Prenda Law Scandal Sinks Deeper Down the Rabbit Hole
By Stewart Tongue
CHICAGO – Anti-piracy firm Prenda Law seeded online peer-to-peer networks with the copyrighted material it later sued end-users for stealing, according to new allegations in a continuing court battle involving the firm.
According to documents filed in the case First Time Videos vs. Paul Oppold, “Prenda Law’s business structure is such that it is pirate, forensic pirate hunter, and attorney. It also appears that Prenda Law also wants to/has formed/is forming a corporate structure where it is pornography producer, copyright holder, pornography pirate, forensic investigator, attorney firm and debt collector. Other than the omission of [Prenda’s attorneys] appearing in the pornography themselves, this would represent an entire in-house copyright-trolling monopoly — not designed to promote their own works for distribution and sale, but to induce infringement of their works and reap profits seen from mass anti-piracy litigation.”
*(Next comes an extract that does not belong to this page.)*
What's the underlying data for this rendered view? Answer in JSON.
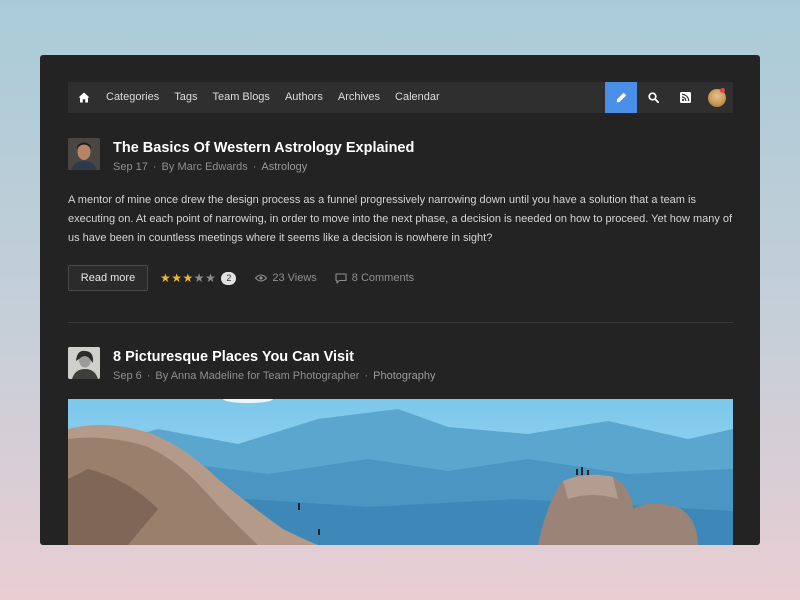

Since 2010, the now-infamous Prenda Law — also known under aliases including Steele | Hansmeier PLLP and Anti-Piracy Law Group — has filed hundreds of copyright-infringement lawsuits against porn watchers across the U.S. According to published accounts from some of the 25,000 defendants, the firm employs tactics that could be called intimidation and harassment in order to encourage out-of-court settlements. In fact, Prenda has dropped several cases after the defendants indicated intent to face their accusers in court.
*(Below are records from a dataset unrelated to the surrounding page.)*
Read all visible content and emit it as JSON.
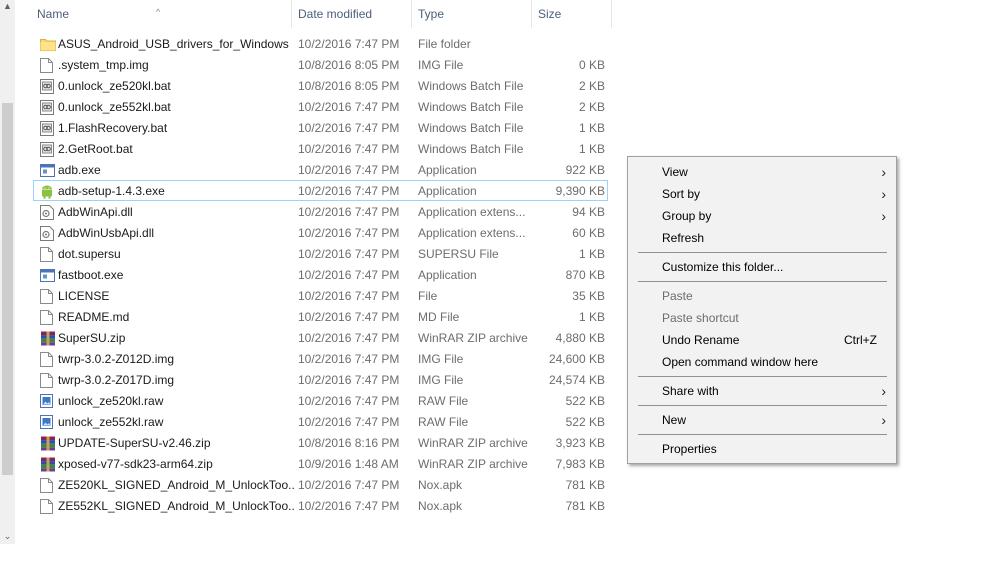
{
  "columns": {
    "name": "Name",
    "date": "Date modified",
    "type": "Type",
    "size": "Size"
  },
  "files": [
    {
      "name": "ASUS_Android_USB_drivers_for_Windows",
      "date": "10/2/2016 7:47 PM",
      "type": "File folder",
      "size": "",
      "icon": "folder-icon"
    },
    {
      "name": ".system_tmp.img",
      "date": "10/8/2016 8:05 PM",
      "type": "IMG File",
      "size": "0 KB",
      "icon": "file-icon"
    },
    {
      "name": "0.unlock_ze520kl.bat",
      "date": "10/8/2016 8:05 PM",
      "type": "Windows Batch File",
      "size": "2 KB",
      "icon": "batch-file-icon"
    },
    {
      "name": "0.unlock_ze552kl.bat",
      "date": "10/2/2016 7:47 PM",
      "type": "Windows Batch File",
      "size": "2 KB",
      "icon": "batch-file-icon"
    },
    {
      "name": "1.FlashRecovery.bat",
      "date": "10/2/2016 7:47 PM",
      "type": "Windows Batch File",
      "size": "1 KB",
      "icon": "batch-file-icon"
    },
    {
      "name": "2.GetRoot.bat",
      "date": "10/2/2016 7:47 PM",
      "type": "Windows Batch File",
      "size": "1 KB",
      "icon": "batch-file-icon"
    },
    {
      "name": "adb.exe",
      "date": "10/2/2016 7:47 PM",
      "type": "Application",
      "size": "922 KB",
      "icon": "application-icon"
    },
    {
      "name": "adb-setup-1.4.3.exe",
      "date": "10/2/2016 7:47 PM",
      "type": "Application",
      "size": "9,390 KB",
      "icon": "android-icon"
    },
    {
      "name": "AdbWinApi.dll",
      "date": "10/2/2016 7:47 PM",
      "type": "Application extens...",
      "size": "94 KB",
      "icon": "dll-icon"
    },
    {
      "name": "AdbWinUsbApi.dll",
      "date": "10/2/2016 7:47 PM",
      "type": "Application extens...",
      "size": "60 KB",
      "icon": "dll-icon"
    },
    {
      "name": "dot.supersu",
      "date": "10/2/2016 7:47 PM",
      "type": "SUPERSU File",
      "size": "1 KB",
      "icon": "file-icon"
    },
    {
      "name": "fastboot.exe",
      "date": "10/2/2016 7:47 PM",
      "type": "Application",
      "size": "870 KB",
      "icon": "application-icon"
    },
    {
      "name": "LICENSE",
      "date": "10/2/2016 7:47 PM",
      "type": "File",
      "size": "35 KB",
      "icon": "file-icon"
    },
    {
      "name": "README.md",
      "date": "10/2/2016 7:47 PM",
      "type": "MD File",
      "size": "1 KB",
      "icon": "file-icon"
    },
    {
      "name": "SuperSU.zip",
      "date": "10/2/2016 7:47 PM",
      "type": "WinRAR ZIP archive",
      "size": "4,880 KB",
      "icon": "winrar-icon"
    },
    {
      "name": "twrp-3.0.2-Z012D.img",
      "date": "10/2/2016 7:47 PM",
      "type": "IMG File",
      "size": "24,600 KB",
      "icon": "file-icon"
    },
    {
      "name": "twrp-3.0.2-Z017D.img",
      "date": "10/2/2016 7:47 PM",
      "type": "IMG File",
      "size": "24,574 KB",
      "icon": "file-icon"
    },
    {
      "name": "unlock_ze520kl.raw",
      "date": "10/2/2016 7:47 PM",
      "type": "RAW File",
      "size": "522 KB",
      "icon": "raw-image-icon"
    },
    {
      "name": "unlock_ze552kl.raw",
      "date": "10/2/2016 7:47 PM",
      "type": "RAW File",
      "size": "522 KB",
      "icon": "raw-image-icon"
    },
    {
      "name": "UPDATE-SuperSU-v2.46.zip",
      "date": "10/8/2016 8:16 PM",
      "type": "WinRAR ZIP archive",
      "size": "3,923 KB",
      "icon": "winrar-icon"
    },
    {
      "name": "xposed-v77-sdk23-arm64.zip",
      "date": "10/9/2016 1:48 AM",
      "type": "WinRAR ZIP archive",
      "size": "7,983 KB",
      "icon": "winrar-icon"
    },
    {
      "name": "ZE520KL_SIGNED_Android_M_UnlockToo...",
      "date": "10/2/2016 7:47 PM",
      "type": "Nox.apk",
      "size": "781 KB",
      "icon": "file-icon"
    },
    {
      "name": "ZE552KL_SIGNED_Android_M_UnlockToo...",
      "date": "10/2/2016 7:47 PM",
      "type": "Nox.apk",
      "size": "781 KB",
      "icon": "file-icon"
    }
  ],
  "selected_index": 7,
  "context_menu": {
    "view": "View",
    "sort_by": "Sort by",
    "group_by": "Group by",
    "refresh": "Refresh",
    "customize": "Customize this folder...",
    "paste": "Paste",
    "paste_shortcut": "Paste shortcut",
    "undo_rename": "Undo Rename",
    "undo_shortcut": "Ctrl+Z",
    "open_cmd": "Open command window here",
    "share_with": "Share with",
    "new": "New",
    "properties": "Properties"
  },
  "colors": {
    "selection_border": "#99d1ff",
    "header_text": "#4c607a",
    "folder": "#f8d775"
  }
}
In 2012, Prenda co-founder and partner John Steele told Forbes the anti-piracy lawsuits had earned the firm “more than a few million” dollars in settlement fees. Forbes ran the numbers and estimated Prenda’s anti-piracy take at more than $15 million — despite seldom litigating a case.
In early May 2013, a Los Angeles-based federal judge sanctioned Prenda principals Steele, Paul Hansmeier, Paul Duffy and Brett Gibbs for “brazen misconduct and relentless fraud” and fined the group more than $80,000 — just below the threshold required to trigger an appeal, the judge noted in a footnote constituting a sly reference to Prenda’s habit of offering settlements slightly cheaper a bottom-dollar defense bill. Judge Otis D. Wright II also referred the firm and its attorneys to various federal and state bars and to the U.S. Attorney’s office and the Internal Revenue Service-Criminal Investigation Division for possible criminal prosecution.
Prenda’s attorneys, who consistently have invoked Fifth Amendment protections against self-incrimination when questioned by courts about their practices, have denied any wrongdoing. The firm has continued filing lawsuits on behalf of several shell companies it owns, including AF Holdings LLC and Ingenuity 13 LLC.